Mito 5: as Bíblias católicas e ortodoxas incluem textos apócrifos que não fazem parte do cânone “correto” do Antigo Testamento 
Esse é outro mito com nuances, como o mito 2. De fato, o que a Bíblia das igrejas protestantes inclui em seu Antigo Testamento é um conjunto de livros exclusivamente traduzidos do hebraico para as línguas modernas. São os mesmos livros incluídos pelos judeus atuais em seu Tanakh desde mais ou menos o ano 100 d.C. As Bíblias católicas e ortodoxas incluem ainda outros livros, como Judite, Sabedoria e Eclesiástico, que foram traduzidos do grego e a respeito dos quais se acreditava que tinham sido escritos originalmente em grego e/ou nunca teriam feito parte do cânone de qualquer grupo judaico.

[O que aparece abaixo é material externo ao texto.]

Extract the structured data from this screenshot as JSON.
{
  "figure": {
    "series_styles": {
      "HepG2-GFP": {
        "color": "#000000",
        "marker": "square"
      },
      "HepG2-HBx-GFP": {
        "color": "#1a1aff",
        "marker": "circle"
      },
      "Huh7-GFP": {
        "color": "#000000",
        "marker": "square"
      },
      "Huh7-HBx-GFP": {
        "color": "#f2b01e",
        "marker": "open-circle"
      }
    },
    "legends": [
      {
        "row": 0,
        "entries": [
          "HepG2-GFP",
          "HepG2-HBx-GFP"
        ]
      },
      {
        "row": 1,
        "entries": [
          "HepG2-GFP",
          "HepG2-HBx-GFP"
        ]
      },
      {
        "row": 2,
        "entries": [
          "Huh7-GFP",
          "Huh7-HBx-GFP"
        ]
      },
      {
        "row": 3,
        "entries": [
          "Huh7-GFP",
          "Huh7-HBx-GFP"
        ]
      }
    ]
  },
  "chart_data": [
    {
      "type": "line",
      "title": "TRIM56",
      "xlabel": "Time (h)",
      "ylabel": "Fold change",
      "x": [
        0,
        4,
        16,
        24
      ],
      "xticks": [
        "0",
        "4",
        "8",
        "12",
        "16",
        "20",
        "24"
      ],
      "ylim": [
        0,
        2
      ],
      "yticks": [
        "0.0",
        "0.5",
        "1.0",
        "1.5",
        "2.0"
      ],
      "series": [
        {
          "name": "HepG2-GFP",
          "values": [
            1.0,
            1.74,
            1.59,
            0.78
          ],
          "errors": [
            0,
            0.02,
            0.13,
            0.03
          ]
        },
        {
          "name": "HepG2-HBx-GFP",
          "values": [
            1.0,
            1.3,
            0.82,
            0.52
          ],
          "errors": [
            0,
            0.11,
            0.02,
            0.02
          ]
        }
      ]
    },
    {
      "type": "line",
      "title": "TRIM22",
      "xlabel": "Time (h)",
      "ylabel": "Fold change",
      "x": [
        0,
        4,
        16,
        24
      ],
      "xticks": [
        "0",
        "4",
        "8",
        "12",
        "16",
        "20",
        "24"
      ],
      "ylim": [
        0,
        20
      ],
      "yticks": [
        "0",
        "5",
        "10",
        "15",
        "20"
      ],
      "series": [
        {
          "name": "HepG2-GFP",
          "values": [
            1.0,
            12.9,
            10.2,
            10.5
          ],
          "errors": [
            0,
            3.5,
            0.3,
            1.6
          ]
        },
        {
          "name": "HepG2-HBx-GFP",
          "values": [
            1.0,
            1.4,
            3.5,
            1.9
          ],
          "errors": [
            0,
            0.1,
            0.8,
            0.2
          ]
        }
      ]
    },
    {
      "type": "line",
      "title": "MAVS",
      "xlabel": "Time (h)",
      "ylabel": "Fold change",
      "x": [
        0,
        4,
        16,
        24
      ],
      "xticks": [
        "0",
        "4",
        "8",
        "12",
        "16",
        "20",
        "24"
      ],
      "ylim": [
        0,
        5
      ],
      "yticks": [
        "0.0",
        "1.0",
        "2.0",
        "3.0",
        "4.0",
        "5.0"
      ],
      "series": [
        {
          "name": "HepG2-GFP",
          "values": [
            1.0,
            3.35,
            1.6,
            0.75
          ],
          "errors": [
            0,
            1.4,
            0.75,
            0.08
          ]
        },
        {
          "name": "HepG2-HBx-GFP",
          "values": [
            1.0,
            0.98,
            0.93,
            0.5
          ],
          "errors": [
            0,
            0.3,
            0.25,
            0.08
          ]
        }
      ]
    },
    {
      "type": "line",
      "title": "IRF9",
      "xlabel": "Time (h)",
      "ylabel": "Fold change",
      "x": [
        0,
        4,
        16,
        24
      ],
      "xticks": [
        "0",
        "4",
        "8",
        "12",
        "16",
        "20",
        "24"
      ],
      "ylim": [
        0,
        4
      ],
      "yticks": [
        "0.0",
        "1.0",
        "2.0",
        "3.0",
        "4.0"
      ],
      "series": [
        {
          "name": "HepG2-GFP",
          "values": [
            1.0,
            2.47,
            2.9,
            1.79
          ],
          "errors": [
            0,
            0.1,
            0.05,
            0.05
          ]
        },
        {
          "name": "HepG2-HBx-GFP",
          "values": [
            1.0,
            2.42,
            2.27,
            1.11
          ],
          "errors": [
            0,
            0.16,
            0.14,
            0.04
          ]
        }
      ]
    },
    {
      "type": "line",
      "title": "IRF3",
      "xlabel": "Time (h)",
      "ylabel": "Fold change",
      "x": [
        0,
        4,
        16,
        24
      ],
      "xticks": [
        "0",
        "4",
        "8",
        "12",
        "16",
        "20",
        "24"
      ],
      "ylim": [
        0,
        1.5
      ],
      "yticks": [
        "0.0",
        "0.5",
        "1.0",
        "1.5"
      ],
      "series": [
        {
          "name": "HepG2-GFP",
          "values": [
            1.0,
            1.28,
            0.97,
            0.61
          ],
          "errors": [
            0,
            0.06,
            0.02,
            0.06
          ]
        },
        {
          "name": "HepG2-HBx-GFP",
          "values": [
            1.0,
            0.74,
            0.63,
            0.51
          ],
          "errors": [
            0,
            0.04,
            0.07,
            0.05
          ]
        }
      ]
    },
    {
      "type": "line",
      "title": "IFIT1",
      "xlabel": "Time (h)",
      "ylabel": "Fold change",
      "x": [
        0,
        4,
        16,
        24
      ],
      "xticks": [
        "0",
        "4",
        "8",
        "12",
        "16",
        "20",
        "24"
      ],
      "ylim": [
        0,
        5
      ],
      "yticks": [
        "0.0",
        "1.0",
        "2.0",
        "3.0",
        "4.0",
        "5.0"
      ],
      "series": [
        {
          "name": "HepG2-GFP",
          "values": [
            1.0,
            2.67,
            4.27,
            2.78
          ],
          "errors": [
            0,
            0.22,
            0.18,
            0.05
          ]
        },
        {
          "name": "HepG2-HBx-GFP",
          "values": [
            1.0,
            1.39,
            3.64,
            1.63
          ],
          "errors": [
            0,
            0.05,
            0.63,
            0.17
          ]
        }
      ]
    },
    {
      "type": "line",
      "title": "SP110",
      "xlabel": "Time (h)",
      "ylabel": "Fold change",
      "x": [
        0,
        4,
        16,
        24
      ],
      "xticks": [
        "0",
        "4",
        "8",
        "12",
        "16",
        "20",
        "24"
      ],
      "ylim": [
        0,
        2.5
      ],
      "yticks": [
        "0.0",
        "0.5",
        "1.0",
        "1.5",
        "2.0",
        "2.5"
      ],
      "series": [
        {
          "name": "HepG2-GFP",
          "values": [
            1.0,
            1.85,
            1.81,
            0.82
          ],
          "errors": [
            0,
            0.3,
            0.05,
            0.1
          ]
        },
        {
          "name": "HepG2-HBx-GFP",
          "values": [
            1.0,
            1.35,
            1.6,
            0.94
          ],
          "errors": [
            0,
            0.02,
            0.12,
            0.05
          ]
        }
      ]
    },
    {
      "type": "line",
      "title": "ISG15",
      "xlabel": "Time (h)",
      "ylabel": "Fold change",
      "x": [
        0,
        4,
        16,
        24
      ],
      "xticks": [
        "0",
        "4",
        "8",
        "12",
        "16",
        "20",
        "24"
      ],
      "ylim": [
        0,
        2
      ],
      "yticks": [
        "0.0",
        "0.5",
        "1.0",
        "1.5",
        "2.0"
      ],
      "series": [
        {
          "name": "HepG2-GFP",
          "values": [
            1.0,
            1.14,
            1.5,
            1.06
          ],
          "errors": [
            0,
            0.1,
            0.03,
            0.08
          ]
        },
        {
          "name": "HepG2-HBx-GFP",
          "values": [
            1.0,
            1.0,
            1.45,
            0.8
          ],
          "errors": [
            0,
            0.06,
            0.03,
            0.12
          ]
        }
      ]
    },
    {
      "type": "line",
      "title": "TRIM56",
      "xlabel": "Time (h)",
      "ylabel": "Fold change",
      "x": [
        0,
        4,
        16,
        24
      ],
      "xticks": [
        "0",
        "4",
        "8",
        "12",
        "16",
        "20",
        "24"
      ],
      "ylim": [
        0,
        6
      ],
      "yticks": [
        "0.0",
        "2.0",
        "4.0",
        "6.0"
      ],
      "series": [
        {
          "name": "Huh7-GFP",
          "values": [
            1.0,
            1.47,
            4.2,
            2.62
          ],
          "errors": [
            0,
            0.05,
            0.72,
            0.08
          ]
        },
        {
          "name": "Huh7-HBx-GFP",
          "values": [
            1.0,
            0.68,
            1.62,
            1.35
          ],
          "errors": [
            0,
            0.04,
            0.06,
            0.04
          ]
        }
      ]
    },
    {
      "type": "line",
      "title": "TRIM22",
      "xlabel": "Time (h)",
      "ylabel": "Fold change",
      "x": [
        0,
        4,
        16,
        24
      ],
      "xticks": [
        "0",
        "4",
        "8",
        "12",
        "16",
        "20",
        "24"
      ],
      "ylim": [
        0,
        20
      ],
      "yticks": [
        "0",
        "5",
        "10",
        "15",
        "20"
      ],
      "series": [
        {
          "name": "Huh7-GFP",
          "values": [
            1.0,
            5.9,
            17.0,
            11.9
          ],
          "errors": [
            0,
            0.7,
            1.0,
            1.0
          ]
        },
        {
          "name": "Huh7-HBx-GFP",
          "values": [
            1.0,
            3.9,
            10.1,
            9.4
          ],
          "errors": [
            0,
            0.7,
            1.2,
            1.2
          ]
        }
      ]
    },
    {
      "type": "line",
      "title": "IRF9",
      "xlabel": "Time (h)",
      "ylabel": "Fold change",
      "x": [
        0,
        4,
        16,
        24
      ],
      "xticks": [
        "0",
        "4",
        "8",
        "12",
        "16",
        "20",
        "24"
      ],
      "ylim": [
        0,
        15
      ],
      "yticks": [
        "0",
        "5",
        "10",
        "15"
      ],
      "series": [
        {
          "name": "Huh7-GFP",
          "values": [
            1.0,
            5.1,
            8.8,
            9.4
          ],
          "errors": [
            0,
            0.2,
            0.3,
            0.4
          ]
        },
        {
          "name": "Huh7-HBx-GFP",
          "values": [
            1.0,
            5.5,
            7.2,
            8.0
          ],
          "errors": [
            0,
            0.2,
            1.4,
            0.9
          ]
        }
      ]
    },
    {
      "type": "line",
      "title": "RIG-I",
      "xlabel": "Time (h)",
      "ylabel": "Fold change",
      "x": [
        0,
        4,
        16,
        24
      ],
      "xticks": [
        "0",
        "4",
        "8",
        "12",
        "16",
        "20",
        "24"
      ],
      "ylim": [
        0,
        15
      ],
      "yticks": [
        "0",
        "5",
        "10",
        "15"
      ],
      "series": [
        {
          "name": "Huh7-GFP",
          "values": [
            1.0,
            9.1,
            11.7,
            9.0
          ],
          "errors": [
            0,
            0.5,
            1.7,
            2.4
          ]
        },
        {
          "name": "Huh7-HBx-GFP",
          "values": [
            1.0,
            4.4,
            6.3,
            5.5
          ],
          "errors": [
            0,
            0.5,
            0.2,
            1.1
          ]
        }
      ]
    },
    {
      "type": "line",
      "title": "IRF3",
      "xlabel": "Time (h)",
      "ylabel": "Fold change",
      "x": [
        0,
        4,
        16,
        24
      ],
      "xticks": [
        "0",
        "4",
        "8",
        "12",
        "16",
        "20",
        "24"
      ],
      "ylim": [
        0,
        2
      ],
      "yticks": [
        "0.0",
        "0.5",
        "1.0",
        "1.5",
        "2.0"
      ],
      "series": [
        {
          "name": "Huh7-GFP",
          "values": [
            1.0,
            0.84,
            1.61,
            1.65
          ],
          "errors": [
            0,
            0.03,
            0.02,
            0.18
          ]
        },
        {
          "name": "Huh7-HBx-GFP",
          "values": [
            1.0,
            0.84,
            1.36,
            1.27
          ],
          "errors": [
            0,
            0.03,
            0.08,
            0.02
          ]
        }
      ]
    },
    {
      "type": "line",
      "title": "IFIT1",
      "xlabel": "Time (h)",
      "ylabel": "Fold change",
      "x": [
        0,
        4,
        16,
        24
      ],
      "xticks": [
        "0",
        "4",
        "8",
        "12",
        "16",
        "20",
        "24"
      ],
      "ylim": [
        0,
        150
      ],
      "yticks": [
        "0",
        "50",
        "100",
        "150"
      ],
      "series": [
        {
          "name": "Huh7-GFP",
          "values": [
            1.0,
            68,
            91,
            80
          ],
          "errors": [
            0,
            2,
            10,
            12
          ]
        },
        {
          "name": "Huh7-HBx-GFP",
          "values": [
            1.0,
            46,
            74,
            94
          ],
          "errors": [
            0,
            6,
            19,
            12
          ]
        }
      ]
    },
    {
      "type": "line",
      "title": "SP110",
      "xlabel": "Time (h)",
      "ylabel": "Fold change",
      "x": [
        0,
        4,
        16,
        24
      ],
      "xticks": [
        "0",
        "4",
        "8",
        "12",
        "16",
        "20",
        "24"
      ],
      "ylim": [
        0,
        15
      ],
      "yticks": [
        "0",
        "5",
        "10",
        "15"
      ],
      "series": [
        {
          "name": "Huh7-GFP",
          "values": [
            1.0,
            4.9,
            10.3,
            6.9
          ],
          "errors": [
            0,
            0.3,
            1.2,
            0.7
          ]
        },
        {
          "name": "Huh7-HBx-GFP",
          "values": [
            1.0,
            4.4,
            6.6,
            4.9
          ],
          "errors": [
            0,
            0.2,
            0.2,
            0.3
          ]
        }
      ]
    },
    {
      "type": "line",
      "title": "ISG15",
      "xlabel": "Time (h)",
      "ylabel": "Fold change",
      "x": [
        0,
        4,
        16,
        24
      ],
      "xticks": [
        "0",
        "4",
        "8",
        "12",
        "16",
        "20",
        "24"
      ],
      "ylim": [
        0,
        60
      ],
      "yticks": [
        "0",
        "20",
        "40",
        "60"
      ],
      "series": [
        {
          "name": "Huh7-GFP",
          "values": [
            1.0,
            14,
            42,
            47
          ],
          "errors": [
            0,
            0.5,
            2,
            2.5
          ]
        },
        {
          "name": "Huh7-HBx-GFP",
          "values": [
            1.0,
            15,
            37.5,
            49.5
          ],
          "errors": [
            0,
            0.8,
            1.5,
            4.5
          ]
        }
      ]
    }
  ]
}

Acontece, porém, que na época de Jesus o cânone judaico ainda estava “semiaberto”, e ao menos alguns grupos de judeus parecem, sim, ter considerado que tais livros eram canônicos. Trechos do Eclesiástico, por exemplo, foram achados entre os Manuscritos do Mar Morto, e em hebraico. A mesma coisa vale para o livro de Tobias – trechos em hebraico e aramaico também constam da “coleção” do mar Morto.
Isso significa que esses livros “devem” fazer parte do cânone? Depende. É claro que, no fundo, essa é uma discussão cultural e teológica. Mas o que claramente não funciona muito é dizer que o judaísmo nunca aceitou esses livros como parte das Escrituras — em alguns casos, essa informação parece não proceder.